Thursday, July 14, 2016

Mike and Dave Need Wedding Dates


MIKE AND DAVE NEED WEDDING DATES (Jake Szymanski, 2016)

The Stangle brothers know how to have a good time at family gatherings, which is exactly why the rest of their family insists they bring stabilizing guests with them to their sister’s impending nuptials in MIKE AND DAVE NEED WEDDING DATES. Mike (Adam Devine) and Dave (Zac Efron) tend to wind one another up and indiscriminately hit on women at family functions, so the hope is that requiring them to bring dates when Jeanie (Sugar Lyn Beard) marries Eric (Sam Richardson) will keep them from ruining the big day.

Mike and Dave love their sister and want to do right by her. They place an ad on Craigslist that goes viral and appear on a television talk show with the aim of finding the perfect women to accompany them to the destination wedding. A free trip to Hawaii attracts all sorts of eager applicants, although the brothers manage to have the good sense to realize that these particular women are probably bad choices. Tatiana (Aubrey Plaza) and Alice (Anna Kendrick) are wild partiers looking for an adventure and thus not the nice, steady types who are supposed to be picked. Nevertheless, they get selected after conspiring to bump into Mike and Dave under the pretense of being sweet, responsible professionals who are unaware of the island vacation that awaits those who make the best impression on the brothers.

The tables are turned on the Stangle boys, as they gradually become aware that they have brought the female versions of themselves to the wedding. While some humor is found in observing the wreckage Tatiana and Alice create in MIKE AND DAVE NEED WEDDING DATES, this comedy tends to equate funniness with the volume at which people are speaking. The operating principle seems to be that nearly everything is more amusing if it is being yelled. (For the record, it isn’t.)

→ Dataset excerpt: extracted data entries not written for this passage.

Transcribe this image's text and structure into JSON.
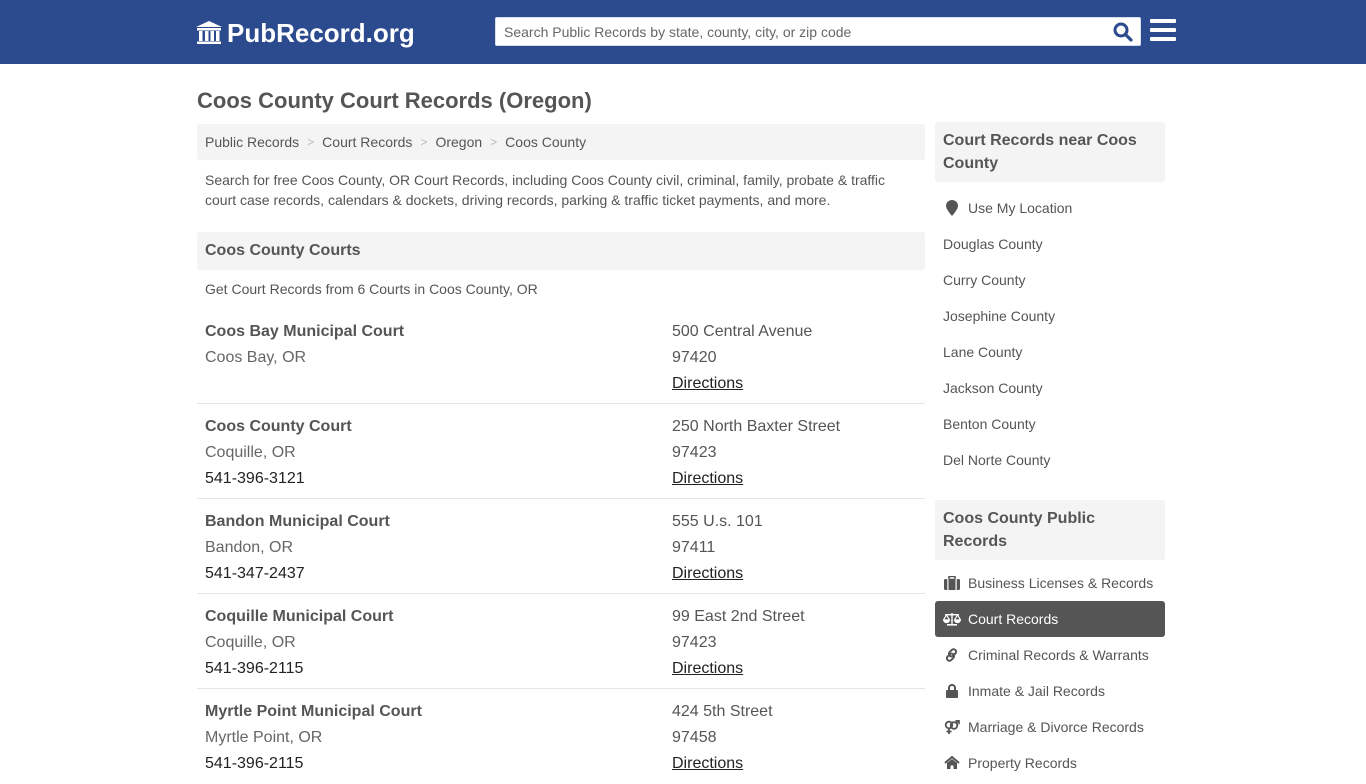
{
  "header": {
    "logo_text": "PubRecord.org",
    "search_placeholder": "Search Public Records by state, county, city, or zip code",
    "search_value": "",
    "brand_color": "#2c4a8e"
  },
  "page": {
    "title": "Coos County Court Records (Oregon)",
    "breadcrumb": [
      "Public Records",
      "Court Records",
      "Oregon",
      "Coos County"
    ],
    "intro": "Search for free Coos County, OR Court Records, including Coos County civil, criminal, family, probate & traffic court case records, calendars & dockets, driving records, parking & traffic ticket payments, and more."
  },
  "courts": {
    "heading": "Coos County Courts",
    "subheading": "Get Court Records from 6 Courts in Coos County, OR",
    "items": [
      {
        "name": "Coos Bay Municipal Court",
        "city": "Coos Bay, OR",
        "phone": "",
        "address": "500 Central Avenue",
        "zip": "97420",
        "link": "Directions"
      },
      {
        "name": "Coos County Court",
        "city": "Coquille, OR",
        "phone": "541-396-3121",
        "address": "250 North Baxter Street",
        "zip": "97423",
        "link": "Directions"
      },
      {
        "name": "Bandon Municipal Court",
        "city": "Bandon, OR",
        "phone": "541-347-2437",
        "address": "555 U.s. 101",
        "zip": "97411",
        "link": "Directions"
      },
      {
        "name": "Coquille Municipal Court",
        "city": "Coquille, OR",
        "phone": "541-396-2115",
        "address": "99 East 2nd Street",
        "zip": "97423",
        "link": "Directions"
      },
      {
        "name": "Myrtle Point Municipal Court",
        "city": "Myrtle Point, OR",
        "phone": "541-396-2115",
        "address": "424 5th Street",
        "zip": "97458",
        "link": "Directions"
      }
    ]
  },
  "sidebar_nearby": {
    "heading": "Court Records near Coos County",
    "items": [
      {
        "label": "Use My Location",
        "icon": "map-marker-icon"
      },
      {
        "label": "Douglas County"
      },
      {
        "label": "Curry County"
      },
      {
        "label": "Josephine County"
      },
      {
        "label": "Lane County"
      },
      {
        "label": "Jackson County"
      },
      {
        "label": "Benton County"
      },
      {
        "label": "Del Norte County"
      }
    ]
  },
  "sidebar_public": {
    "heading": "Coos County Public Records",
    "active_index": 1,
    "items": [
      {
        "label": "Business Licenses & Records",
        "icon": "briefcase-icon"
      },
      {
        "label": "Court Records",
        "icon": "balance-scale-icon"
      },
      {
        "label": "Criminal Records & Warrants",
        "icon": "link-icon"
      },
      {
        "label": "Inmate & Jail Records",
        "icon": "lock-icon"
      },
      {
        "label": "Marriage & Divorce Records",
        "icon": "venus-mars-icon"
      },
      {
        "label": "Property Records",
        "icon": "home-icon"
      }
    ]
  }
}
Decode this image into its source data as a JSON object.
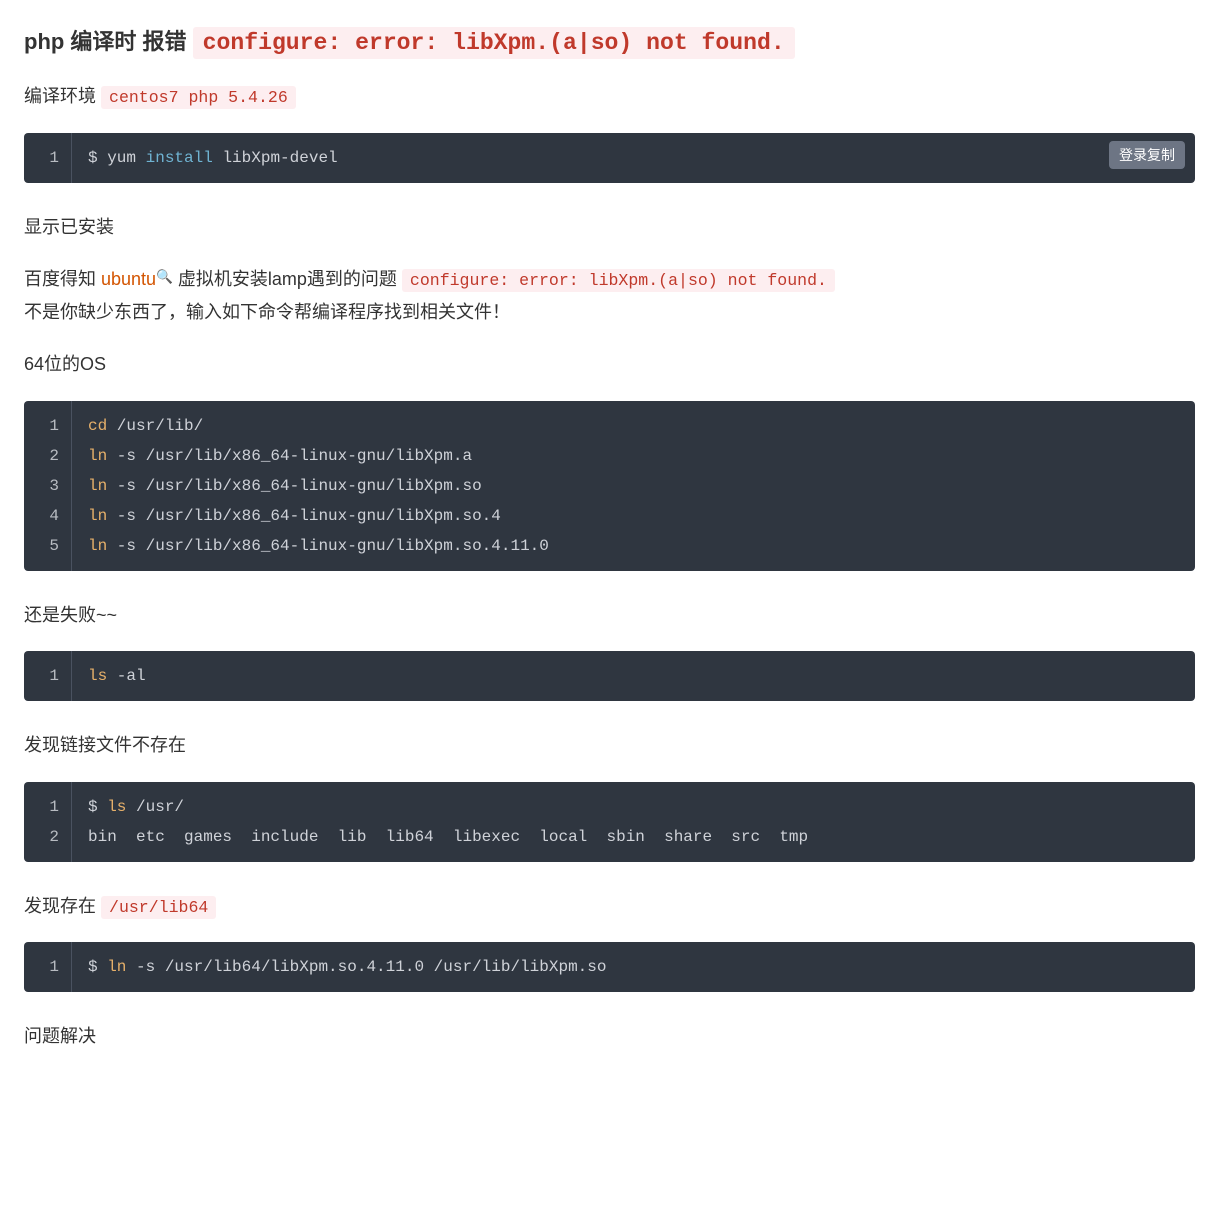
{
  "headline": {
    "prefix": "php 编译时 报错 ",
    "error": "configure: error: libXpm.(a|so) not found."
  },
  "env": {
    "label": "编译环境 ",
    "value": "centos7 php 5.4.26"
  },
  "copy_label": "登录复制",
  "block1": {
    "lines": [
      "1"
    ],
    "code": {
      "prompt": "$ ",
      "cmd1": "yum",
      "kw": " install ",
      "arg": "libXpm-devel"
    }
  },
  "p_installed": "显示已安装",
  "p_baidu": {
    "prefix": "百度得知 ",
    "link": "ubuntu",
    "mid": " 虚拟机安装lamp遇到的问题 ",
    "err": "configure: error: libXpm.(a|so) not found.",
    "line2": "不是你缺少东西了，输入如下命令帮编译程序找到相关文件！"
  },
  "p_64bit": "64位的OS",
  "block2": {
    "lines": [
      "1",
      "2",
      "3",
      "4",
      "5"
    ],
    "rows": [
      {
        "cmd": "cd",
        "rest": " /usr/lib/"
      },
      {
        "cmd": "ln",
        "rest": " -s /usr/lib/x86_64-linux-gnu/libXpm.a"
      },
      {
        "cmd": "ln",
        "rest": " -s /usr/lib/x86_64-linux-gnu/libXpm.so"
      },
      {
        "cmd": "ln",
        "rest": " -s /usr/lib/x86_64-linux-gnu/libXpm.so.4"
      },
      {
        "cmd": "ln",
        "rest": " -s /usr/lib/x86_64-linux-gnu/libXpm.so.4.11.0"
      }
    ]
  },
  "p_fail": "还是失败~~",
  "block3": {
    "lines": [
      "1"
    ],
    "code": {
      "cmd": "ls",
      "rest": " -al"
    }
  },
  "p_notexist": "发现链接文件不存在",
  "block4": {
    "lines": [
      "1",
      "2"
    ],
    "row1": {
      "prompt": "$ ",
      "cmd": "ls",
      "rest": " /usr/"
    },
    "row2": "bin  etc  games  include  lib  lib64  libexec  local  sbin  share  src  tmp"
  },
  "p_found": {
    "prefix": "发现存在 ",
    "code": "/usr/lib64"
  },
  "block5": {
    "lines": [
      "1"
    ],
    "code": {
      "prompt": "$ ",
      "cmd": "ln",
      "rest": " -s /usr/lib64/libXpm.so.4.11.0 /usr/lib/libXpm.so"
    }
  },
  "p_solved": "问题解决"
}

MIKE AND DAVE NEED WEDDING DATES tries mightily to trade on the energy and appeal of its cast. Despite their willingness to go for broke, the film has little to offer beyond a lot of overly familiar or borrowed gags, one of which is essentially copped to on screen as being lifted from WEDDING CRASHERS. I don’t know how much was scripted and how much was improvised on set, but the recurring use of montages hint at an effort to patch together something from ad libs. MIKE AND DAVE NEED WEDDING DATES consists mostly of concept. The rest is dog-paddling to last long enough to capture sufficient footage to assemble.

The general laziness aside, the lack of definition to the core characters stands out as a clear weakness. The performances by the main four show the strain of trying to compensate for little to work with. Plaza emerges most unscathed, perhaps because her apathetic screen persona comes across almost like a knowing dismissal of the film from within. Kendrick is woefully underserved, in part because the film doesn’t really know who her altar-jilted party girl is. The flimsily-conceived Mike and Dave leave Devine trying to fill the void by sheer force of will while Efron gets the thankless task of playing the one learning life lessons. MIKE AND DAVE NEED WEDDING DATES coasts on fleet pacing and residual appreciation for the primary cast, which is another way of saying it’s running on fumes.